Llegué al pueblo como a eso de las siete de la noche, pasé de largo y, me dirigí a la casa de un amigo, quien vivía en la afueras, le rogué que fuera a llamar al médico, aduciendo que su señora estaba enferma. No me atreví a entrar, pues me parecía que la policía ya conocía los hechos y si me veían me tomarían preso. Una vez que llegó el doctor procedí a contarle lo sucedido y le supliqué que fuera. Se negó a viajar de noche; no valían para nada mis ruegos. Desesperado, saqué mi revolver y le dije: seguramente mi amigo estará muerto y para mi desgracia soy el homicida; así, pues, para mí es lo mismo pagar uno que pagar dos. Decida doctor: “o se va conmigo ahora mismo o se muere”. No demoró en tomar la determinación que mas le convenía; aceptó gustoso y pidió volver por un momento al pueblo para traer los elementos y drogas necesarias para hacer una curación de urgencia.

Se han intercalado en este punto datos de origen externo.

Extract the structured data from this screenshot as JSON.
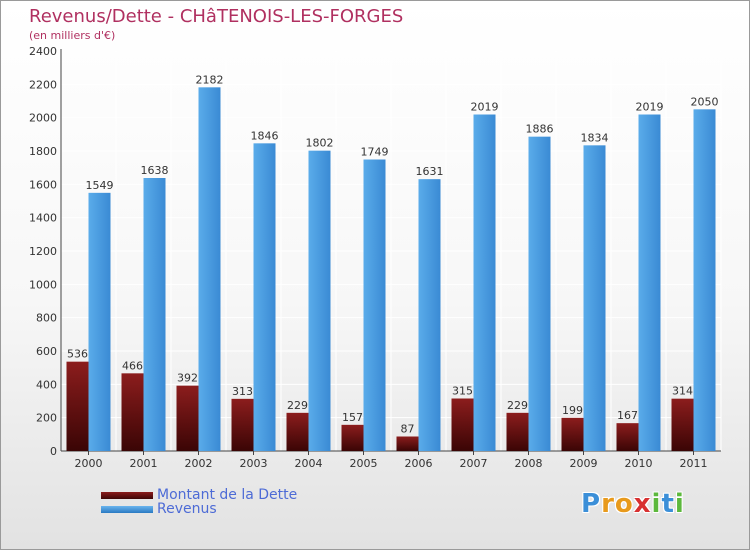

La malicia indígena me aconsejó que no le permitiera su proyectado regreso y le aconsejé enviar un papel con mi amigo, quien iría hasta la casa a traer lo que él ordenara.

Le asigné al médico el caballo con el que yo había llegado y procedí a montar en el maldito macho, por desgracia poseedor de todas las mañas que puede adquirir un animal machiro: tiraba pata cuando uno iba a meter el pie en el estribo, corcoveaba y de que manera y frecuencia lo hacía; se espantaba, se tiraba de lomo; en fin, era un maldito animal de carga al que nunca habían montado.

Cuando llegamos al Hato la Bendición, quien nos abrió el tranquero fue el herido. Estaba perfectamente bien, solo había sufrido un leve rasguño y éste había sido las causa del desmayo. Ya les había explicado a todos mi inocencia y ellos precedieron a pedirme disculpas por no haberme creído.



Viajé a Paz de Ariporo. Pasaron varios años y una vez hubo un desafío de gallos entre ese pueblo y Hato Corozal. Don Felipe vino con ellos. Estando en la gallera me vio y sin mediar palabra alguna me dijo: “huyuyuii aaaqui está el hombre queee me quería matar aaa mi muchacho, queee se eeentienda conmigo, queee yo si le voy aaa enseñar cooomo es que pelean looos hombres”. Me miraba y se llevaba la mano a su faja, ancha de cuero en la que tenía su revolver. Cada vez se me acercaba más, acordándome a cada momento a mi señora madre, y repetía el mismo estribillo. Yo que conocía su manera de proceder, me retiré sin tener en cuenta sus insultos.

Volví más tarde y me sacó corriendo de nuevo con las mismas palabras y por la misma razón. Al otro día y tras de haberle corrido varias veces, pues no quería tener ningún enfrentamiento con tan singular y respetado personaje. Estaba peleando un gallo de mi propiedad al que llamaba Careador, cuando se me vino encima don Felipe: “Huyuyui aaahora si vamos arreglar de una vez. Diiígame, por que me quería matar mi muchacho”. De nuevo llevó su mano a la chapuza donde portaba su arma. Cansado de tantos insultos salté dentro de la gallera, le eché mano a mi revolver y le dije: “Mire don Felipe, yo no tuve la culpa en lo de su hijo y jamás sería capaz de matar a un amigo, pero a Usted sí lo voy a mandar al diablo, para que no me joda más y, dicho lo anterior, me le fui encima con el revolver montado. Entonces grito don Felipe: “Huyuyuii, cóoomo se vé que eeesté muchacho nooo sabe de chanzas”.